Fréchet Derivative Computation

Question

I’m trying to compute a Fréchet derivative, and I’m really getting bogged down in some details. I’d appreciate some help!

Let $U,V,E$ be Hilbert spaces, and let $f:U \rightarrow E$ and $g:V \rightarrow E$ be smooth (not necessarily linear) maps. I am trying to take the derivative $DF$ of the map $F: U \oplus V \rightarrow U$ given by: $$F(x,y) = (D_xf)^*(g(y) - f(x))$$ Where $(D_xf)^*: E \rightarrow U$ is the linear adjoint of $D_xf : U \rightarrow E$.

Here’s my attempt. I’m getting bogged down in some details with the second derivative. I’m pretty bad at analysis tbh.
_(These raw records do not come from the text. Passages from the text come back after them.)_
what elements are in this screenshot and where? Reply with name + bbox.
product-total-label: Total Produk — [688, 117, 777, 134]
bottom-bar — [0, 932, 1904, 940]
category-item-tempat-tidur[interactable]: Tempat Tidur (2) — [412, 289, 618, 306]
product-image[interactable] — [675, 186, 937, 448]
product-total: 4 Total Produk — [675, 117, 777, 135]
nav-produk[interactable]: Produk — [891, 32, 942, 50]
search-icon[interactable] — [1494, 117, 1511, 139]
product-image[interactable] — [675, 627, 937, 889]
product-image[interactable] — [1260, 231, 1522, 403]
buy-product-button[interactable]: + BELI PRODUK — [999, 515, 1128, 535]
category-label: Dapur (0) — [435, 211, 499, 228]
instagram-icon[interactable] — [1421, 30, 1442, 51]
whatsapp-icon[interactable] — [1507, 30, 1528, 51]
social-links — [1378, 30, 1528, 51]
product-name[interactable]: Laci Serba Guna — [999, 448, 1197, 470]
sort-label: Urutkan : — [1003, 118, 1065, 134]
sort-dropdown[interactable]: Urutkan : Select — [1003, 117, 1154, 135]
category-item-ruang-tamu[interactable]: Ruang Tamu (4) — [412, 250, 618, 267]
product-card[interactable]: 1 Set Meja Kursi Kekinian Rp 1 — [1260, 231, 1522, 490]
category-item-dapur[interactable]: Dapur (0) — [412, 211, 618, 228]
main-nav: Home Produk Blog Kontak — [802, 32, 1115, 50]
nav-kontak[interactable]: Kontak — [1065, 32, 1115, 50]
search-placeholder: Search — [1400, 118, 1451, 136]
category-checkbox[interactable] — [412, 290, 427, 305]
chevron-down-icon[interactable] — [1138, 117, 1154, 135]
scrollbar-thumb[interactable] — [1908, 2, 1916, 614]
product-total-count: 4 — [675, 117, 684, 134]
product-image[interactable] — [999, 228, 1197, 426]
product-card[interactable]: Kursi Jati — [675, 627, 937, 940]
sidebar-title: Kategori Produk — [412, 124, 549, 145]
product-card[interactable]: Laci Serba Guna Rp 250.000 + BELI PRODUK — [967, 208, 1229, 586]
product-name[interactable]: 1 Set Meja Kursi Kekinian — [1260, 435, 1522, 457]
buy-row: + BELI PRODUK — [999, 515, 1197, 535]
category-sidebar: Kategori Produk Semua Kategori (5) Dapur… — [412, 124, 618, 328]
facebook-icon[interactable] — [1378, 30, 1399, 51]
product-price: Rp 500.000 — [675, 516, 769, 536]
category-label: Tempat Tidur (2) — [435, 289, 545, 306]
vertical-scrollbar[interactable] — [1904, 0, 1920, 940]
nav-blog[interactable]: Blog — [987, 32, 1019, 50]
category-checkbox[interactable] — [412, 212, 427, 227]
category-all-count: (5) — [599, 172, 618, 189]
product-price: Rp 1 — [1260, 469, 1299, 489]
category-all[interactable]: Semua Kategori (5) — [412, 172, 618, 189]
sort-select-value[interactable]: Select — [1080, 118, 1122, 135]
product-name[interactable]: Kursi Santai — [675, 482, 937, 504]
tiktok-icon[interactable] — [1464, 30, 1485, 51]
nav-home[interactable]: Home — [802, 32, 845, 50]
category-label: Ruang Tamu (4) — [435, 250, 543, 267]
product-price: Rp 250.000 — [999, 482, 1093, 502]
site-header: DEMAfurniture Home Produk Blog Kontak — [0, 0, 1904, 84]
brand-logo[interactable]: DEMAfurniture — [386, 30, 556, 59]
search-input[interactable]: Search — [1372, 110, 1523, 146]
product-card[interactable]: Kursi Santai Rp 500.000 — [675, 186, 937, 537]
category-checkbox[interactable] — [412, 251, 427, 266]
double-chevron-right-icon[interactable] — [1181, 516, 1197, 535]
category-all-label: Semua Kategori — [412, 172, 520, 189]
Consider the quantity $Q = F(x + h_1, y + h_2) - F(x,y)$. We wish to find a bilinear map $A: U \times V \rightarrow U$ such that $A(h_1, h_2)$ is a good approximation of $Q$. We can expand

\begin{align*} Q & = (D_{x + h_1}f)^*(g(y + h_2) - f(x + h_1)) - (D_xf)^*(g(y) - f(x)) \\ & = [(D_{x + h_1}f)^*(g(y + h_2)) - (D_xf)^*(g(y))] - [(D_{x + h_1}f)^*(f(x + h_1)) - (D_xf)^*(f(x))] \\ & = Q_1 + Q_2 \end{align*}

We can now tackle these two pieces separately. But Here’s where I start running into trouble For $Q_1$, we compute \begin{align*} Q_1 & = (D_{x + h_1}f)^*(g(y + h_2)) - (D_xf)^*(g(y)) \\ & = (D_{x + h_1}f)^*(g(y + h_2)) - (D_{x}f)^*(g(y+ h_2)) + (D_{x}f)^*(g(y + h_2)) - (D_xf)^*(g(y)) \\ & = (D_{x + h_1}f - D_{x}f)^*(g(y + h_2)) + (D_xf)^*(g(y + h_2) - g(y)) \\ & \approx (D_{x + h_1}f - D_{x}f)^*(g(y + h_2)) + (D_xf)^* D_yg(h_2) \end{align*} I’m not sure how to handle the $(D_{x + h_1}f - D_{x}f)^*(g(y + h_2))$ term. Clearly it must have something to do with the second derivative $D^2_xf$, but I’m not sure how to express it. Similar difficulties happen with $Q_2$.

A push in the right direction would be appreciated! Thanks

Answer 1

Your map $F$ is of the form $T(x,y)[\phi(x,y)]=\text{ev}(T(x,y),\phi(x,y))$ for a smooth map $T:U\times V\to \text{Hom}(E,U)$ and $\phi:U\times V\to E$. Now, this is the perfect situation to apply the product rule (what you’re doing is trying to reprove the simple product rule and getting lost by the complexities of having specific but tedious functions). See here for the general product rule (which is really just a special case of the chain rule…).

Unwinding all of that in this situation gives \begin{align} DF_{(x,y)}[(h,k)]&=\left(D^2f_x(h,\cdot)\right)^*[g(y)-f(x)]+(Df_x)^*[Dg_y(k)-Df_x(h)], \end{align} i.e $DF_{(x,y)}$ is the linear map $U\times V\to U$ whose value on $(h,k)\in U\times V$ is given by the expression on the right.

Here’s the meaning of the adjoint on the first term: $f$ is a mapping $U\to E$, so the second derivative at a point $x$ is an element $D^2f_x\in \text{Hom}(U,\text{Hom}(U,E))\cong \text{Hom}^2(U;E)$. So, evaluating on $h\in U$ gives an element $D^2f_x(h,\cdot)\in \text{Hom}(U,E)$ and it is this linear map which is getting adjointed (and then being evaluated on $g(y)-f(x)$). And finally the reason why the derivative ‘goes through’ the adjoint is because adjointing is a linear map between certain $\text{Hom}$ spaces, and since the derivative at any point of a linear map is itself.

And if you don’t feel like explicitly writing the inputs $(h,k)$, you could write it as \begin{align} DF_{(x,y)}&=(D^2f_x\cdot dx)^*[g(y)-f(x)]+(Df_x)^*[Dg_y\cdot dy- Df_x\cdot dx], \end{align} where the $dx,dy$ can be treated as vector-valued $1$-forms and the $\cdot$ means evaluation… or simply you can think of them as placeholders for where the $h,k$ ought to go when making an evaluation.